Sometimes, simple solutions to problems turn up in unlikely places. Researchers from Sweden are drawing inspiration from the movie industry to improve rehabilitation for stroke patients.

Motion capture technology, used by filmmakers to convert people’s movements into computer animations, has been enlisted to analyze the everyday movements of stroke patients and help them achieve more from their rehab.

Researchers from the Sahlgrenska Academy, University of Gothenburg, claim the 3D animations provide a new level of detail about stroke victims’ mobility.

Margit Alt Murphy, presenting the results of the study in a doctoral thesis, explains:

“Computer technology provides better and more objective documentation of the problem in terms of the everyday life of the patient than what human observation can provide. With 3D technology, we can measure a patient’s movements in terms of numbers, which means that small changes in the motion pattern can be detected and can be fed back to the patient in a clear manner.”

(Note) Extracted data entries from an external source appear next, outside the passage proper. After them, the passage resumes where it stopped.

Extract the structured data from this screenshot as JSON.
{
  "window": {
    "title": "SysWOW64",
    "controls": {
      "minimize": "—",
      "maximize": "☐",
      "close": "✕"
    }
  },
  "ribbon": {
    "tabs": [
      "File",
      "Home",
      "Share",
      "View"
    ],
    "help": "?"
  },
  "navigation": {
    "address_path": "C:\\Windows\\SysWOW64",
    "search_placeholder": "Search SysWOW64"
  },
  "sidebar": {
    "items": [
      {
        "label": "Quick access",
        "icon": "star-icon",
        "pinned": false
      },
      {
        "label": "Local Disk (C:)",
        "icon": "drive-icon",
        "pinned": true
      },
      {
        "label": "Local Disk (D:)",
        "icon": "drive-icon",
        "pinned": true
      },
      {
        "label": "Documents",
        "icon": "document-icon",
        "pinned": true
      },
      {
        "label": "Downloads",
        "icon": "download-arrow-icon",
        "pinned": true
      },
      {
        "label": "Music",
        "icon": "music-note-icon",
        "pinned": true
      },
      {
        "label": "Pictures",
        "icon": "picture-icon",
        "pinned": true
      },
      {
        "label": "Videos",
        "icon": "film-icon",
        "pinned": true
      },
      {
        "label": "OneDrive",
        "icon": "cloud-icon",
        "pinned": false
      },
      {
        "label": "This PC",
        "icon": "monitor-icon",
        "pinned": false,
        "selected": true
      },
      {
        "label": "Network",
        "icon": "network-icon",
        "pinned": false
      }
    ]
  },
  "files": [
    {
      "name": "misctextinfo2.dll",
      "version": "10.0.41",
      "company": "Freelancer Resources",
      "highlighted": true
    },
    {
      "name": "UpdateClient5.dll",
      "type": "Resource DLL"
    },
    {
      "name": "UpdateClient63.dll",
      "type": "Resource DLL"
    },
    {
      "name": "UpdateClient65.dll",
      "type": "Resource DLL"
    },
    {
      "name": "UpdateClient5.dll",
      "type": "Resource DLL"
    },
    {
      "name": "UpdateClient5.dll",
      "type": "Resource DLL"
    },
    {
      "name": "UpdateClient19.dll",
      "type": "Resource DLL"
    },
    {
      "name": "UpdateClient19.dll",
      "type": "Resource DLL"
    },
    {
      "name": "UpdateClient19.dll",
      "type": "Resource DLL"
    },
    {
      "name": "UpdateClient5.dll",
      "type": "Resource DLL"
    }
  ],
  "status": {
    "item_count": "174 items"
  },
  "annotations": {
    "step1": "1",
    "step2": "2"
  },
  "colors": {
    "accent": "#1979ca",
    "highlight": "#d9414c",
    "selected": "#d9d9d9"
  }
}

Physical therapist helping an older ladyShare on Pinterest
Many stroke patients experience weakness or paralysis on one side of their body. 3D animations offer physicians a new tool for monitoring movement problems.

The Centers for Disease Control and Prevention (CDC) estimates that 795,000 Americans have a stroke every year, and that the financial cost of health care, medications and missed days of work totals $38.6 billion.

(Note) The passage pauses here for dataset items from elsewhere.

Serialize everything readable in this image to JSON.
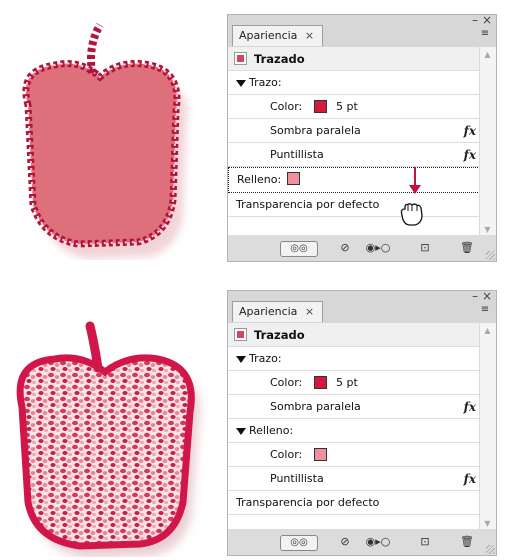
{
  "panel_top": {
    "tab_label": "Apariencia",
    "tab_close": "×",
    "window_controls": "– ×",
    "menu_icon": "≡",
    "header": "Trazado",
    "stroke_section": "Trazo:",
    "stroke_color_label": "Color:",
    "stroke_weight": "5 pt",
    "effect_1": "Sombra paralela",
    "effect_2": "Puntillista",
    "fill_label": "Relleno:",
    "transparency": "Transparencia por defecto"
  },
  "panel_bottom": {
    "tab_label": "Apariencia",
    "tab_close": "×",
    "window_controls": "– ×",
    "menu_icon": "≡",
    "header": "Trazado",
    "stroke_section": "Trazo:",
    "stroke_color_label": "Color:",
    "stroke_weight": "5 pt",
    "effect_1": "Sombra paralela",
    "fill_section": "Relleno:",
    "fill_color_label": "Color:",
    "fill_effect": "Puntillista",
    "transparency": "Transparencia por defecto"
  },
  "bottom_bar": {
    "toggle_icon": "visibility-toggle-icon",
    "clear_icon": "clear-appearance-icon",
    "reduce_icon": "reduce-to-basic-icon",
    "duplicate_icon": "duplicate-item-icon",
    "delete_icon": "trash-icon"
  },
  "colors": {
    "stroke": "#d21a3a",
    "fill": "#f0909c",
    "arrow": "#c0143c"
  }
}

The CDC also notes that recovery times vary enormously from a few weeks, to months or even years. Many people experience paralysis or weakness on one side of their body.

Physical therapy, using exercises, can help people relearn movement and coordination skills that may have been lost due to the stroke.

For the study, the researchers used the motion capture technology, familiar to film buffs for the lifelike movements of Gollum from Lord of the Rings, or Na’vi from Avatar, to record the range of movement among about 100 people.

The participants, both healthy and people who had suffered a stroke, were kitted out with small, round “reflex balls” on their arms, trunk and head, and then asked to drink a glass of water. Infrared light from the high-speed cameras bounced off the balls and was transferred to a computer, which created a 3D-animated stick person.

Margit Alt Murphy continues:

With 3D animation, we can measure the joint angle, speed and smoothness of the arm motion, as well as which compensating motion patterns the stroke patient is using. This give us a measurement for the motion that we can compare with an optimal arm motion in a healthy person.”

In the dissertation, she notes that three kinematic measures – movement time, movement smoothness and any compensatory trunk displacement – characterized those with moderate to mild impairment after a stroke.

“Our study shows that the time it takes to perform an activity is strongly related to the motion quality,” she adds.

The researchers say these measures were shown to be “valid and responsive measures for characterizing the upper extremity function.”

Margit Alt Murphy concludes:

Our results show that computerized motion analysis could be a complement to a physician’s clinical diagnosis and an important tool in diagnosing motion problems.”

Earlier this year, Medical News Today reported on a study from the University of Minnesota, which used 3D technology to help stroke patients use “virtual hands.”